Descripción
La posición implica asumir responsabilidades de enfermería en un entorno residencial para personas mayores. Esto incluye el control y registro sistemático de constantes vitales y peso de los residentes, trabajando en coordinación con el equipo auxiliar para realizar un seguimiento clínico continuo. La administración de la medicación pautada por el equipo médico es una tarea fundamental, requiriendo la coordinación de su preparación y reparto con el personal auxiliar sanitario o de farmacia, y la supervisión de su correcta toma en colaboración con el equipo de cuidado. Esto garantiza la adherencia terapéutica y la seguridad de los residentes en todo momento.Otra parte esencial del trabajo consiste en la aplicación práctica de cuidados de enfermería. Esto abarca desde la aplicación de tratamientos tópicos y la realización de curas hasta la ejecución de técnicas específicas como la canalización de vías periféricas, la colocación y cambio de sondas o bolsas de ostomía, el control de glucemia capilar y la administración de medicación por vías subcutánea, intravenosa o intramuscular bajo prescripción. El profesional debe estar preparado para detectar y actuar ante posibles urgencias médicas, aplicando los protocolos establecidos de manera eficaz y segura, y movilizando los recursos necesarios según la situación lo requiera.

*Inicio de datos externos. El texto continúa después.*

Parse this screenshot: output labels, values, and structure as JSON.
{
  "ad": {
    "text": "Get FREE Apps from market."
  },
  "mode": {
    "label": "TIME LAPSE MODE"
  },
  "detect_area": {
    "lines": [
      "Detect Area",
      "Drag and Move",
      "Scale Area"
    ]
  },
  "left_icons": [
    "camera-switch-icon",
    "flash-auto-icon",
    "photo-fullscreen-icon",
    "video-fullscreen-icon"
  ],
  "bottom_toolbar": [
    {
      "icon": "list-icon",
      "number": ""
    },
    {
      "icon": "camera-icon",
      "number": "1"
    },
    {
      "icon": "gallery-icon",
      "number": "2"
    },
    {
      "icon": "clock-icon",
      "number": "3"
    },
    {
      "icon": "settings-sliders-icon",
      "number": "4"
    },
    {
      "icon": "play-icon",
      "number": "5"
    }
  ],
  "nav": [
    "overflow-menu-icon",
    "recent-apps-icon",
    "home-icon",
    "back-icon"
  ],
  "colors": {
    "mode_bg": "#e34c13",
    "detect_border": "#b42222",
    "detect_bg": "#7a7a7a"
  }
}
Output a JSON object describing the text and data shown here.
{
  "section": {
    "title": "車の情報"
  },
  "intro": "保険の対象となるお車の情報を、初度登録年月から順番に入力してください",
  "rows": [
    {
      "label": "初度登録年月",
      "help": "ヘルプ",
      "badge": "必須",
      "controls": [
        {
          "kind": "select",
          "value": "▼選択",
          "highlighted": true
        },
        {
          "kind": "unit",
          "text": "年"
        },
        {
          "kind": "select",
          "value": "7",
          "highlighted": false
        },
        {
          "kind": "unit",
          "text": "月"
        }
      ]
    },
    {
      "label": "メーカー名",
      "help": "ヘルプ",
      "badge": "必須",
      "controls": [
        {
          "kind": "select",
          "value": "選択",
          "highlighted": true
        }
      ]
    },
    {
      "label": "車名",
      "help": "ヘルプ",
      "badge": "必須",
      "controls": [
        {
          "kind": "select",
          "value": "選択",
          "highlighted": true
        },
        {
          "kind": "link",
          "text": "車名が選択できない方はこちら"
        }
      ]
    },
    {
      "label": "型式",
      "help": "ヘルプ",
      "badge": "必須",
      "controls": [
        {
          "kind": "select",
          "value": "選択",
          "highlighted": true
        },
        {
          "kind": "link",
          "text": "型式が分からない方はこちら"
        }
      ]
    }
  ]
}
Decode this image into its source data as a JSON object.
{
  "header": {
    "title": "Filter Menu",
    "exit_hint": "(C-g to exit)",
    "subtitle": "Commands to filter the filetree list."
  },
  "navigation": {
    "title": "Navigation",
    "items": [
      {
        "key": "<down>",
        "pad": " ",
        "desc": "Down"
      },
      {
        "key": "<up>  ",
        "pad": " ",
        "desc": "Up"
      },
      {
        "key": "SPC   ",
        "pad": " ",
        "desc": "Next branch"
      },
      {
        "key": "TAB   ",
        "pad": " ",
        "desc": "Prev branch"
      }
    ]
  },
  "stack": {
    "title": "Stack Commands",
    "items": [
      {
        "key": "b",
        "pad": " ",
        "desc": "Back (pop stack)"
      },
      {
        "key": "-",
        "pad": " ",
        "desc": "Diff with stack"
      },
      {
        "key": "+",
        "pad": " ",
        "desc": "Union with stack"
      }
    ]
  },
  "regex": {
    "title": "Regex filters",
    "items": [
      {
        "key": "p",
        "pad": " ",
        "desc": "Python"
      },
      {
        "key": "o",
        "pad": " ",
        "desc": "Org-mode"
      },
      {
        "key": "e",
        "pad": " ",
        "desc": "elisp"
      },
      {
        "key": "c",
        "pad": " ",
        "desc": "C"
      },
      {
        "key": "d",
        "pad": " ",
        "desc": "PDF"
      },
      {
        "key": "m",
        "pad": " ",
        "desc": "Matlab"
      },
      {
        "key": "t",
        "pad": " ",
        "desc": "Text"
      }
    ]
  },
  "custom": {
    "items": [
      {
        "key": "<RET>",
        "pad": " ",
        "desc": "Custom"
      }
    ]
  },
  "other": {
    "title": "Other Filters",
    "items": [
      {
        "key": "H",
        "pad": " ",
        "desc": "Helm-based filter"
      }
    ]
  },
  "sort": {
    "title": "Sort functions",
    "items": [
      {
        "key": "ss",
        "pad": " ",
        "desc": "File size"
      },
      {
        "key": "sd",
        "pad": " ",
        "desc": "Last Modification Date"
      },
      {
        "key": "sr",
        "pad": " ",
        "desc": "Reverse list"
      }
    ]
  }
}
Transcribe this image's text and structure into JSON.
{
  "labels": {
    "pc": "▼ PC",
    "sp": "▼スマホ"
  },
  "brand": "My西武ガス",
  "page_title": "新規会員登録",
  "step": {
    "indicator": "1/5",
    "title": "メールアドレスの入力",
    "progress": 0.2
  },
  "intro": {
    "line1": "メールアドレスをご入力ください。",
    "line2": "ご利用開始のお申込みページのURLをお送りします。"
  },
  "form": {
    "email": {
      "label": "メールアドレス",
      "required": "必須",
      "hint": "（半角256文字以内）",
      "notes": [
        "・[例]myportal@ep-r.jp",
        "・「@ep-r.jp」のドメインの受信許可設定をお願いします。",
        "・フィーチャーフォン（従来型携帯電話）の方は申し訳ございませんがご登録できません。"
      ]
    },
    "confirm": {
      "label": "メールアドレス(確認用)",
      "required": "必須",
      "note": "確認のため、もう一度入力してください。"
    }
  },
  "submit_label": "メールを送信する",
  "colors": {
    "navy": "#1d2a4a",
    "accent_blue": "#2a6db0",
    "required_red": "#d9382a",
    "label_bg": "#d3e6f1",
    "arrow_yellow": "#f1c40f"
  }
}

Además de la atención directa, el rol contempla funciones de educación y trabajo en equipo. Se espera que el enfermero o enfermera eduque en salud y cuidados tanto a familiares como al personal del centro, fomentando la implementación de buenas prácticas y hábitos saludables que mejoren la calidad de vida de los residentes. La participación activa en reuniones interdisciplinares del centro es también un componente clave, donde se aporta información clínica relevante sobre el estado de los residentes para la planificación integral de sus cuidados, contribuyendo así al funcionamiento coordinado del equipo asistencial.